Du hast im Laufe der Jahre unzählige Line-ups kuratiert. Wie findest du das Gleichgewicht zwischen publikumswirksamen Bookings und der Förderung neuer, unbekannter Künstler*innen?
In meinem jetzigen Alter – ich bin 50 – mache ich nur noch Dinge, die mich wirklich motivieren, und die Kuratierung eines Line-ups ist etwas, das mich sehr begeistert. Nach so vielen Jahren in der Branche – nicht nur als DJ, sondern auch als Promoter – habe ich gelernt, das Publikum meiner Events zu verstehen. Ich hatte fast 13 Jahre lang die Möglichkeit, Club4 in Barcelona zu veranstalten, und das hat mir viel darüber beigebracht, wie man einen Abend entwickelt, ohne seine Identität zu verlieren, und dabei trotzdem das Publikum mit dem Line-up zufriedenstellt. Ja, es muss ein Gleichgewicht geben, aber man muss auch die Persönlichkeit der Party priorisieren. Das richtig zu machen, ist letztlich eine Frage der Erfahrung in der Szene.

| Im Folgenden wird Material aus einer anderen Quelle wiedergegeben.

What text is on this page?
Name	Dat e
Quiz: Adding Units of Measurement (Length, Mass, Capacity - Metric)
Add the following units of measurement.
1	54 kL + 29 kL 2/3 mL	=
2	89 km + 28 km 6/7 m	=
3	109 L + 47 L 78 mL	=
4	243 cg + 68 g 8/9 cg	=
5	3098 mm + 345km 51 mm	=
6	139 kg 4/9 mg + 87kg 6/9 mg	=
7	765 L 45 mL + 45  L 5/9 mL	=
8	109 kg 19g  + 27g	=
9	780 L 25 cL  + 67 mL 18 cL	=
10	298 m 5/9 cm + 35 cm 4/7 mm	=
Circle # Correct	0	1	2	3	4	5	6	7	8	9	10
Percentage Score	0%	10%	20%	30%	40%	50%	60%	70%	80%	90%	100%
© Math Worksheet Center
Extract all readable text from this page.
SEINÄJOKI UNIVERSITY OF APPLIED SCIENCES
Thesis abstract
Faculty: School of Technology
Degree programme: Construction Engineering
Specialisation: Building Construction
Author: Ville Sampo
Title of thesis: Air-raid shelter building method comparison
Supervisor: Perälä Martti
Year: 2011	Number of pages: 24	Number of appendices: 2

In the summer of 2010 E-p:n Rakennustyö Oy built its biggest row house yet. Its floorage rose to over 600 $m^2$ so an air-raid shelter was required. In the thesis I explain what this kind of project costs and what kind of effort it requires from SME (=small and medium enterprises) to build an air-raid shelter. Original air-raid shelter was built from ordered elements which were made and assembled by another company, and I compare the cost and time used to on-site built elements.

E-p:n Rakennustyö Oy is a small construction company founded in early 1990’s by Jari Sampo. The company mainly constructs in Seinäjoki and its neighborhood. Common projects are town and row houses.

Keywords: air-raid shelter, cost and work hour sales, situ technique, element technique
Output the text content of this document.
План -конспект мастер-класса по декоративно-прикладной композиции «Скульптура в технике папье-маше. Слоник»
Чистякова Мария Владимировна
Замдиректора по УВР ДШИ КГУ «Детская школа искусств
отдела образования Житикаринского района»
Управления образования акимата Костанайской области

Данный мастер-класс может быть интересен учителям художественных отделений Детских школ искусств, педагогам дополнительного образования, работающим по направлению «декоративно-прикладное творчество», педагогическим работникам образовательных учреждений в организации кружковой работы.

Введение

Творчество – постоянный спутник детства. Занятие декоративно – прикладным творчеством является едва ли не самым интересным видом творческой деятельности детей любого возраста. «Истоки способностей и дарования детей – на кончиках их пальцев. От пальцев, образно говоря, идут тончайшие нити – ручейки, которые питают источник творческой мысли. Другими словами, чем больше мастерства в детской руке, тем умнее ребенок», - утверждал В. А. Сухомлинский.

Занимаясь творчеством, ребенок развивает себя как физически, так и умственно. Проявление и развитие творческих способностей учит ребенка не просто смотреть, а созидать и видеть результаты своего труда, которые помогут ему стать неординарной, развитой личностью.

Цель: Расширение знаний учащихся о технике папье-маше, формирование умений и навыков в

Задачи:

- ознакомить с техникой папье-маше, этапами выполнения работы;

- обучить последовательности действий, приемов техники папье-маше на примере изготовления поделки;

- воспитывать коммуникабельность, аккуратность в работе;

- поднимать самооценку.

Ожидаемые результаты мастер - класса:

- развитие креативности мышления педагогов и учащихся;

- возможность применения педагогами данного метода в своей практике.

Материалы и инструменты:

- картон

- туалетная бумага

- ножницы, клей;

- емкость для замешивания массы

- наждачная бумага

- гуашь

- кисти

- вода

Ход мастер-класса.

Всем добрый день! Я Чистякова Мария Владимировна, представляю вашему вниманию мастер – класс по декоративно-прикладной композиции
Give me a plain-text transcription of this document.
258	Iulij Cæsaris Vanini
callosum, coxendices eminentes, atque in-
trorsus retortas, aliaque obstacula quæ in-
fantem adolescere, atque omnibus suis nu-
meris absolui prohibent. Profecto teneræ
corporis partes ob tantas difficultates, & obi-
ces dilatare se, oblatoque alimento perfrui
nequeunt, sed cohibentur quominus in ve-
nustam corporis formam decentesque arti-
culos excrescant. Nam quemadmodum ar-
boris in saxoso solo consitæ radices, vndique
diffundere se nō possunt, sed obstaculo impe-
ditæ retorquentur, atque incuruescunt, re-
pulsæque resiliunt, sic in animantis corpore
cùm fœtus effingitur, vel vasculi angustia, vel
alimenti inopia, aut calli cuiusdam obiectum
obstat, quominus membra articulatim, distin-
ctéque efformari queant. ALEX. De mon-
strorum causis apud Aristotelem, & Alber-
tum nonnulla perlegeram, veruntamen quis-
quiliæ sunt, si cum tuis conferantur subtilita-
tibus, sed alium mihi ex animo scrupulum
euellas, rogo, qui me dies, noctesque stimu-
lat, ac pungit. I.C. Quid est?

Dein DJ-Setup enthält Drummachines, Sampler und Ableton – Tools, die man eher bei Live-Acts vermutet. Ist dein Set eher ein „Hybrid-Live“-Set?
Dieser Begriff „Hybrid-Live“ ist gerade ziemlich angesagt, aber ich persönlich mag es nicht, mein Set so zu nennen. Ich denke, um es wirklich so zu bezeichnen, müsste ich viel mehr machen, als nur eine Drummachine und ein paar Effekte einzusetzen. Jeff Mills oder Richie Hawtin haben so etwas in ihrer ganzen Karriere gemacht, ohne dass es so genannt wurde. Für mich sind das einfach Teile meines DJ-Setups – Werkzeuge, mit denen ich Dynamik auf der Tanzfläche erzeugen und Tracks mit externen Elementen manipulieren kann. Aber ich nenne es nicht Hybrid-Live, es ist einfach mein DJ-Setup.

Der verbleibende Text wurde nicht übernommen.